A US$2.2 billion deal 3Com had been planning involving a private-equity group and a Chinese telecommunications firm apparently fell apart Wednesday over security concerns.
3Com, a Marlborough, Mass.-based network equipment manufacturer, had agreed in September to accept an offer of $5.30 per share from Boston-based Bain Capital Partners and Huawei Technologies. However, the proposed deal set off a wave of worries in Washington over Huawei’s ties to the Chinese government, and 3Com said Wednesday it had withdrawn its application to the Committee on Foreign Investment in the United States (CFIUS).
Shares in 3Com had plummeted nearly 20 percent by midday, to US$2.99 on the Nasdaq stock exchange, in the wake of the announcement. The stock had reached $5.11 on Sept. 28, the day the planned agreement was announced.
The deal likely is dead, and possibly for more reasons than the chance of military technology being funneled to China, Ken Dulaney, an analyst with Gartner, told the E-Commerce Times. “When I see these kind of withdrawals, it’s generally not just that one thing.”
3Com, founded in 1979 and a major player in Ethernet development, as well as the former parent of Palm, has had major management issues, Dulaney said. “I also suspect maybe Bain was looking at how 3Com has not been doing as well as previously. They’ve been kind of fading away — there have been ups and downs with 3Com. They had the world at their feet a number of years back and never capitalized on that.”
Palm Spinoff Mishandled
A mishandled 3Com spinoff of Palm in 2000 is a root of Palm’s — and 3Com’s — current travails, Dulaney noted.

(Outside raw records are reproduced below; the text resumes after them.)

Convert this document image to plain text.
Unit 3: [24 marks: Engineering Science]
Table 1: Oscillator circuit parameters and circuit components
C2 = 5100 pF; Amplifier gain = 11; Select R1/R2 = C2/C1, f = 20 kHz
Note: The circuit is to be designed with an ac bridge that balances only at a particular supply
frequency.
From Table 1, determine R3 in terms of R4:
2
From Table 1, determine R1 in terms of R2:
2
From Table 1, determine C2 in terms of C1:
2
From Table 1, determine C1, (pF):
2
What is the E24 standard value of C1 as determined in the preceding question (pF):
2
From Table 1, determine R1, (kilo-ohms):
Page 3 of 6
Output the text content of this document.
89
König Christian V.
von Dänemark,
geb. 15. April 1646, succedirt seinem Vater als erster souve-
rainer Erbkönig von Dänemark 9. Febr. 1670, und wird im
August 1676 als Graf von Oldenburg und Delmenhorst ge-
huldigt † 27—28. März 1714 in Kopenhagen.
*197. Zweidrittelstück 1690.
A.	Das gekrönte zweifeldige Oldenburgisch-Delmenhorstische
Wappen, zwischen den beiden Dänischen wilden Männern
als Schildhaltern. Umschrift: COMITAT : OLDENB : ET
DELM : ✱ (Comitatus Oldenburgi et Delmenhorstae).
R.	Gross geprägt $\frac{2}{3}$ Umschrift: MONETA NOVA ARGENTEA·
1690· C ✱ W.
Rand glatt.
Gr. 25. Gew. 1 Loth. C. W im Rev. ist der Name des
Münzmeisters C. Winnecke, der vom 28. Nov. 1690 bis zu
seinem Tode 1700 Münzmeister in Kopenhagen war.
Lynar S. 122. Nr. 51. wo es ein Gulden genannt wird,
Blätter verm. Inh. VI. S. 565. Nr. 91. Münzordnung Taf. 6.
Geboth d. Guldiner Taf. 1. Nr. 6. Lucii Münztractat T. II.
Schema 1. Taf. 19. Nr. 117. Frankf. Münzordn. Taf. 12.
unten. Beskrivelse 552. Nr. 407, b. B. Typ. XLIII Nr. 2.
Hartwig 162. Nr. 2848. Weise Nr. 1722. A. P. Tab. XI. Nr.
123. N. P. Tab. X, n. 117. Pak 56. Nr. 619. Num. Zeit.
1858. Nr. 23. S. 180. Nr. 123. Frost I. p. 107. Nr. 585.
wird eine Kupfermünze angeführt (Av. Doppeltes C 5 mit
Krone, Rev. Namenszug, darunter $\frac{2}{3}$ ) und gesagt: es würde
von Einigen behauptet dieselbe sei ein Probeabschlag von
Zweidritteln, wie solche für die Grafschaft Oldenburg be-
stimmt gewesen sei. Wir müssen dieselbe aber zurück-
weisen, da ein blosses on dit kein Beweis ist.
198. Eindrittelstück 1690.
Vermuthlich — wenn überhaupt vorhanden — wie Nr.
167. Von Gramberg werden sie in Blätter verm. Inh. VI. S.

“They mismanaged the spinoff of the software,” he said. “They never licensed the stuff properly. They missed generations of hardware design. They didn’t expand well enough. I blamed all that on 3Com. That put Palm in a position that was very poor.”
3Com’s ventures have had similar experiences, which could be giving Bain second thoughts, Dulaney commented. “I suspect maybe Bain is saying there’s not as much strength there as much as they thought.”
3Com relocated to Massachusetts in 2003, the same year the company entered into a 51-49 percent partnership with Huawei. Last fall, 3Com bought out Huawei’s stake for $882 million.
The deal with Bain isn’t dead, but it is certainly hurting, 3Com officials said.
“We are very disappointed that we were unable to reach a mitigation agreement with CFIUS for this transaction,” said Edgar Masri, the company’s president and chief executive officer. “While we work closely with Bain Capital Partners and Huawei to construct alternatives that would address CFIUS’ concerns, we will continue to execute our strategy to build a global networking leader.”
All parties involved remain hopeful that all sticking points will be worked out, Kevin Flanagan, a 3Com spokesperson, confirmed.
“The offer that our board approved in September and is scheduled to go before our shareholders Feb. 29 is not withdrawn,” he told the E-Commerce Times. “3Com and Bain Capital Partners are going to work closely to see if we can address some of the concerns that have been raised.”
3Com’s board of directors unanimously approved a definitive merger agreement Sept. 28. All parties in the deal volunteered to submit the agreement — which included a 16.5 percent ownership stake by Huawei — to CFIUS scrutiny.
CFIUS, a 12-agency panel, has the power to advise the White House on any agreement that has national security implications. Reviews can last 30 to 45 days and produce reports on recommendations to the president, who has 15 days to respond.
CFIUS, according to published reports, had voiced some concerns about 3Com’s Tipping Point subsidiary, which sells security software that U.S. agencies use.
“I don’t think the deal is dead,” Manuel Recarey, an analyst for Kaufman Brothers, told the E-Commerce Times. “The issue seems to be that ownership stake that Huawei will have in the company.”
A Chance to Regroup?
Withdrawal of the application gives the parties a chance to regroup, Recarey said. “The reason they withdrew was to talk amongst themselves to come up with another type of agreement that would satisfy the committee members. They’re planning to vote on it on the 29th; they’re still committed to getting it done.”
However, to do so, the group will divest Tipping Point, Recarey said. “Everyone has agreed to that, I believe. I don’t believe that’s a sticking point.”